There is now a lot of talk among analysts, the public, and the Democratic party about strategy. Winning the House, they say, gives them a platform — albeit one that can be misused — to make significant gains in 2020, and potentially win back the Presidency. I fear this is wishful thinking.
I say that not because of an absence of possibility, but rather an absence of the talent and personalities required to take advantage of the opportunity. The Democratic leadership has an average age of 78. That represents stagnation and a lack of innovation and new talent.
Let’s be honest, the only two new and exciting names are Alexandria Ocasio-Cortes and Beto O’Rourke. The former is unelectable on a federal level: her views are too radical, too extreme. Beto might have a chance, but his political inexperience and failure to win what was admittedly a very tough Senate race demonstrate weaknesses.
Trump’s self-indulgent, narcissistic tweer with a quote about how brilliant he is may actually have a bit of truth behind it. He does seem to have a particular “magic”, if you will, to get voters out. I prefer to call it ability to stoke up racial tensions, but that’s past the point.
This all proves one thing: the Democrats face more than just a slight uphill battle. It is, for me, incredibly unlikely that they will retake the Senate and the Presidency, and hang onto the House, in 2020. And the biggest problem they face is the strategy of the past two years.
The motives for the block Trump, block Kavanaugh, block everything broad strategy is more than understandable. The Democrats weren’t in the wrong: this was a reaction to the GOP polarising politics, but they were wrong in the sense that the strategy is utterly useless.

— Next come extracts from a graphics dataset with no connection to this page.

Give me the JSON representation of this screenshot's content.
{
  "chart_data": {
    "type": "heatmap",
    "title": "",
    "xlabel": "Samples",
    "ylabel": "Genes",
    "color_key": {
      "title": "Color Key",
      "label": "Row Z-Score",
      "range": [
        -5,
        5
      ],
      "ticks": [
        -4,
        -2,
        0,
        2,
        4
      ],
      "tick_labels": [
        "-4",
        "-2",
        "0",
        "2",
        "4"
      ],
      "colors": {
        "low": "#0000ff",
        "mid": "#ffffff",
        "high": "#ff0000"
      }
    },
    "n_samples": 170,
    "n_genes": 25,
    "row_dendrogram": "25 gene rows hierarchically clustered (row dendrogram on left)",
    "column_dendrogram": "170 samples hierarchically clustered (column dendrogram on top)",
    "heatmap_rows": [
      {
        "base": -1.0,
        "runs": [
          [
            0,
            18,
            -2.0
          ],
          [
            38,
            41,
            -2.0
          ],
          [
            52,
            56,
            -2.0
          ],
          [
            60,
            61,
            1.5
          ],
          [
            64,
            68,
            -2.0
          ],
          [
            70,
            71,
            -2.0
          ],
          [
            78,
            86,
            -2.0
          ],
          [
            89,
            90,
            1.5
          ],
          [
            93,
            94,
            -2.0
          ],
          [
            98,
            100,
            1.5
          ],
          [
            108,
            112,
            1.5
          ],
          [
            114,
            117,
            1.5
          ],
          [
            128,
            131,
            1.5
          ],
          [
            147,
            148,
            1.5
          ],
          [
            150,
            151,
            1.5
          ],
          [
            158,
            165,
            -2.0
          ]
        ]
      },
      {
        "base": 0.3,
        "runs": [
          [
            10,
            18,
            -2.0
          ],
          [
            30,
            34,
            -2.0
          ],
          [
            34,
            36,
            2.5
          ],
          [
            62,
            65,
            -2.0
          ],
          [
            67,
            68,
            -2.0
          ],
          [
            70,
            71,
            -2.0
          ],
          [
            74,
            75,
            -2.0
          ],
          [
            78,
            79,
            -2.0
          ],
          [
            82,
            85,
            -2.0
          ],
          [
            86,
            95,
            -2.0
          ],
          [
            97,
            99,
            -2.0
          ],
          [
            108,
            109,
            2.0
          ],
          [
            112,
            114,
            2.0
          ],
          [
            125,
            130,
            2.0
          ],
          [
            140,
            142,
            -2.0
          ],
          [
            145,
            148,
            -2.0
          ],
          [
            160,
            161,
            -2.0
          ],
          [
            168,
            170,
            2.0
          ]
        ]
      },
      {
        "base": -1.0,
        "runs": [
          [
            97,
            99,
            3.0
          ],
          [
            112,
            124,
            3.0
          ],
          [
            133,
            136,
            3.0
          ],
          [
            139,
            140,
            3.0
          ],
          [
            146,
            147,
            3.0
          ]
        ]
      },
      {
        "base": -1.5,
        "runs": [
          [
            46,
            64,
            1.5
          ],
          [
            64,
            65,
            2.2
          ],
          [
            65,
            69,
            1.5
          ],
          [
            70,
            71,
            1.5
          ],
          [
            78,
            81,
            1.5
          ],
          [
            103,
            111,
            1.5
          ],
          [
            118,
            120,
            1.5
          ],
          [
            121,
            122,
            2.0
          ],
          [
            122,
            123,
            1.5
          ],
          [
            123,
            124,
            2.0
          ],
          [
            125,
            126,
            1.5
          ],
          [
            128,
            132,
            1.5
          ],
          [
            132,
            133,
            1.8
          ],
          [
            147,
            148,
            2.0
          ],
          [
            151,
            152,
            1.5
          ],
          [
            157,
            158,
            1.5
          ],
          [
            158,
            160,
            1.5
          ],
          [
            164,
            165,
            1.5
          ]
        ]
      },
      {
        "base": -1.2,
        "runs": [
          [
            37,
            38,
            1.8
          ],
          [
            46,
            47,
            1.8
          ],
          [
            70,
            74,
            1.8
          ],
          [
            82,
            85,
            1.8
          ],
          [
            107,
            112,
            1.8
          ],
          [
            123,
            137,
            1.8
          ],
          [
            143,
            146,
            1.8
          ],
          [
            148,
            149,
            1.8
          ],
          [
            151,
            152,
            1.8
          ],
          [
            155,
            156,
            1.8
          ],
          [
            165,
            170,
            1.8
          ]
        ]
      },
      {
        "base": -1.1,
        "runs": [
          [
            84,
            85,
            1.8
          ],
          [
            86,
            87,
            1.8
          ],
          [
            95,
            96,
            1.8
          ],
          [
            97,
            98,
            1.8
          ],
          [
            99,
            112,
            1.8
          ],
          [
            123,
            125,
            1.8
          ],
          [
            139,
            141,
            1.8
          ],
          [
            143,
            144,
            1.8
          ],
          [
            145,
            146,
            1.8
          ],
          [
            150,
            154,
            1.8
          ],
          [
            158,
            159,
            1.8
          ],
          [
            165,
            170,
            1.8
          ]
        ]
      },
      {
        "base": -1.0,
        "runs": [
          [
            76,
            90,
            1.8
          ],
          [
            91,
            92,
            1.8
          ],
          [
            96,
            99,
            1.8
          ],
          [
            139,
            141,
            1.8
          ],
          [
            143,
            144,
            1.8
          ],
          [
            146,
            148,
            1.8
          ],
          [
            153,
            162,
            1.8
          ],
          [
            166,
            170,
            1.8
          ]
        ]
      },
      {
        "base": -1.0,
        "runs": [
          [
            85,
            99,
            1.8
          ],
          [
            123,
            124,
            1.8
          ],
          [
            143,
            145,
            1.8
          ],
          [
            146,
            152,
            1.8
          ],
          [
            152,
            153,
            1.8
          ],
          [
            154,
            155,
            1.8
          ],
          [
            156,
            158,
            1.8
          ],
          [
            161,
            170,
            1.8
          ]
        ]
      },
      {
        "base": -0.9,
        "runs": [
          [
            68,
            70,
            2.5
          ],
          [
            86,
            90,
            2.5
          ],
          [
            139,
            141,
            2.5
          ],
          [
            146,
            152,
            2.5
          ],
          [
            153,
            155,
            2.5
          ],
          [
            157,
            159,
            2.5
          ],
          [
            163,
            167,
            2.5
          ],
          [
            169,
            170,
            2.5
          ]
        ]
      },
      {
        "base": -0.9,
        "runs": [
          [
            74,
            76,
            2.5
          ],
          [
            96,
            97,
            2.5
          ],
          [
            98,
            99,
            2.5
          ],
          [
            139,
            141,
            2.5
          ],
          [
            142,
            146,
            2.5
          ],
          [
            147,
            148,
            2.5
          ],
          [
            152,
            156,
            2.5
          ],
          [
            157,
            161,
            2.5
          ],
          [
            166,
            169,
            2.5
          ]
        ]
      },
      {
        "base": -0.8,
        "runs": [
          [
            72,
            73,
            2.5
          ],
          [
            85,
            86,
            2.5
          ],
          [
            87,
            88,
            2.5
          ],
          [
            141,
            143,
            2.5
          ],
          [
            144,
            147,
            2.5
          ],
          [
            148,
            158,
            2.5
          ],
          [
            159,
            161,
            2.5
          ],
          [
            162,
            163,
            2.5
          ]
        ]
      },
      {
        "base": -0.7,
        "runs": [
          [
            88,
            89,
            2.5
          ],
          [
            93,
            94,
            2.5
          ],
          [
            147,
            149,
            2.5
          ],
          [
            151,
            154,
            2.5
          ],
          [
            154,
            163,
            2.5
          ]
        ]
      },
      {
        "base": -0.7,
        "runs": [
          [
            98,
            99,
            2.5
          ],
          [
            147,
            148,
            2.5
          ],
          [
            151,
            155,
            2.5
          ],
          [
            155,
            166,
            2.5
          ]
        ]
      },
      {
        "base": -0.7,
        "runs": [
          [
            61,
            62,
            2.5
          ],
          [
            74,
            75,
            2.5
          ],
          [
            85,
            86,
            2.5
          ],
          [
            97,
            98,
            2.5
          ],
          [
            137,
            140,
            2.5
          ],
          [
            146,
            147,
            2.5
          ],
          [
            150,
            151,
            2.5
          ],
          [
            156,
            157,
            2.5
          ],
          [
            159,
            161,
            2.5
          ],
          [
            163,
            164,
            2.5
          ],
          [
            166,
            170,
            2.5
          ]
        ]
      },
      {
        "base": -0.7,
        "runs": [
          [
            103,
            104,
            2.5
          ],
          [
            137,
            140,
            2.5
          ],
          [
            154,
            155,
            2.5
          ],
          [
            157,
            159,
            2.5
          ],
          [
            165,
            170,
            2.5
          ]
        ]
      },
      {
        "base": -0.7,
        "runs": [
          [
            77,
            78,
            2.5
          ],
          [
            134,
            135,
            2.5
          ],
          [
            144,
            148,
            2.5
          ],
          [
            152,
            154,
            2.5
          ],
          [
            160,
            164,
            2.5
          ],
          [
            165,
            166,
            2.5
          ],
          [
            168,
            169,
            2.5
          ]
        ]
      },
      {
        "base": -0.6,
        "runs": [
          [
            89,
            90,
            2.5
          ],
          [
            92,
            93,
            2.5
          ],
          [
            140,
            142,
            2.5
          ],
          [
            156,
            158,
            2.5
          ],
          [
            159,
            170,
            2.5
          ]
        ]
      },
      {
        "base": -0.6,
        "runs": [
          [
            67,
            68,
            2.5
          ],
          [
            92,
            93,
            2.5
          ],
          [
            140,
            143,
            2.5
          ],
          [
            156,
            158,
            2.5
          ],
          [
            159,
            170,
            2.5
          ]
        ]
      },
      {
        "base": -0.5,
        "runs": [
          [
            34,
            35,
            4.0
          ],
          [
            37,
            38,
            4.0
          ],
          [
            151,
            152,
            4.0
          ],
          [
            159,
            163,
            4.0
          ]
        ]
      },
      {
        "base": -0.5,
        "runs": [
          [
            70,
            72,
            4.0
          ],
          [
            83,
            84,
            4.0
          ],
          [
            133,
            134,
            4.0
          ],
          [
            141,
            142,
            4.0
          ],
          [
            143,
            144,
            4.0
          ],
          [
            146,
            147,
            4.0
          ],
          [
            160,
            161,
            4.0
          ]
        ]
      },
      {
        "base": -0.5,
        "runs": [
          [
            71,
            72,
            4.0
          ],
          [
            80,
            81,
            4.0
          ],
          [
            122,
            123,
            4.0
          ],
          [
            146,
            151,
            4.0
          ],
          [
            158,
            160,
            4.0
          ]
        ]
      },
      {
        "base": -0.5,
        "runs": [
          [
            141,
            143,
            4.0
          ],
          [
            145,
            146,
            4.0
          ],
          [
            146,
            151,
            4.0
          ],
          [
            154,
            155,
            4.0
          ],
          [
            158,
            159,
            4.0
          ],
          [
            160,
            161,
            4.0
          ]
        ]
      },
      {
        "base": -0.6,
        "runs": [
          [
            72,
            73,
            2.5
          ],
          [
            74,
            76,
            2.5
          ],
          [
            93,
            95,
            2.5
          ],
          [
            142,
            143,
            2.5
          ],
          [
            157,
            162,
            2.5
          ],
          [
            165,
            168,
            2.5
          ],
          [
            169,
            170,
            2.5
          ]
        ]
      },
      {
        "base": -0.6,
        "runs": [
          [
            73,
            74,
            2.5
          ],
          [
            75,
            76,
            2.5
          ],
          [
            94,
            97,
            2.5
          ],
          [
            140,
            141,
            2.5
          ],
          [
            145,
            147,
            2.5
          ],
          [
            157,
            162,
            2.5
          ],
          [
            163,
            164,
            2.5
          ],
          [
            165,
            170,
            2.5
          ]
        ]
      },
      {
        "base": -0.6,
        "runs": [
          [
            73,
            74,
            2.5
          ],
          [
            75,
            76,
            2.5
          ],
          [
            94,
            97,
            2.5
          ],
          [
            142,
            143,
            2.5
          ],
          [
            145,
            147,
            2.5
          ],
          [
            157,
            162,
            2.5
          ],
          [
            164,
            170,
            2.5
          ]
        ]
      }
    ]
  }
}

The idea that Trump and the Republicans can be “blocked” without repercussion was misguided from the start. These are some of the most cunning politicians on the planet; they will frame you for their own failings and win.
If the Democrats press ahead with the heavy-handed investigation of Trump, they will lose badly in 2020. If they choose to cooperate, the policies they get through will be blamed by Trump for any signs of a worsening economy or higher crime rate.
By reacting to the Republicans’ madness and polarisation in such a way, which seems justified, they have given themselves a much lower chance of electoral success. When that happens in a democracy, one must question the rigour of that country’s democracy and institutions.
This is democratic backsliding at its worst.
Trump coming out after the midterms and threatening the Democrats and attacking poor Jim Acosta for no reason whatsoever only reinforces the re-emergence of the trend of democratic backsliding. Essentially — nothing’s getting better any time soon.
The sorry state of American politics favours the GOP. On a basic level, they are the ones in government, and so a weakened democracy suits them due to a lack of opposition.
More sinisterly, though, this is a much-changed Republican party. No longer does it reside in the centre-ground. Gone are the days of John McCain, Jeff Flake, Bob Corker, and the moderates. This is a GOP sliding towards fascism: receding off the true political spectrum and into unknown territory for the US.
The Democrats might be able to retake the Senate and the Presidency in 2020. But this will require a lot of luck. If these final two years of Trump’s first term see the economy falter, then maybe there is a way back in. Whilst it doesn’t, however, the situation will only grow more hostile for the Democrats.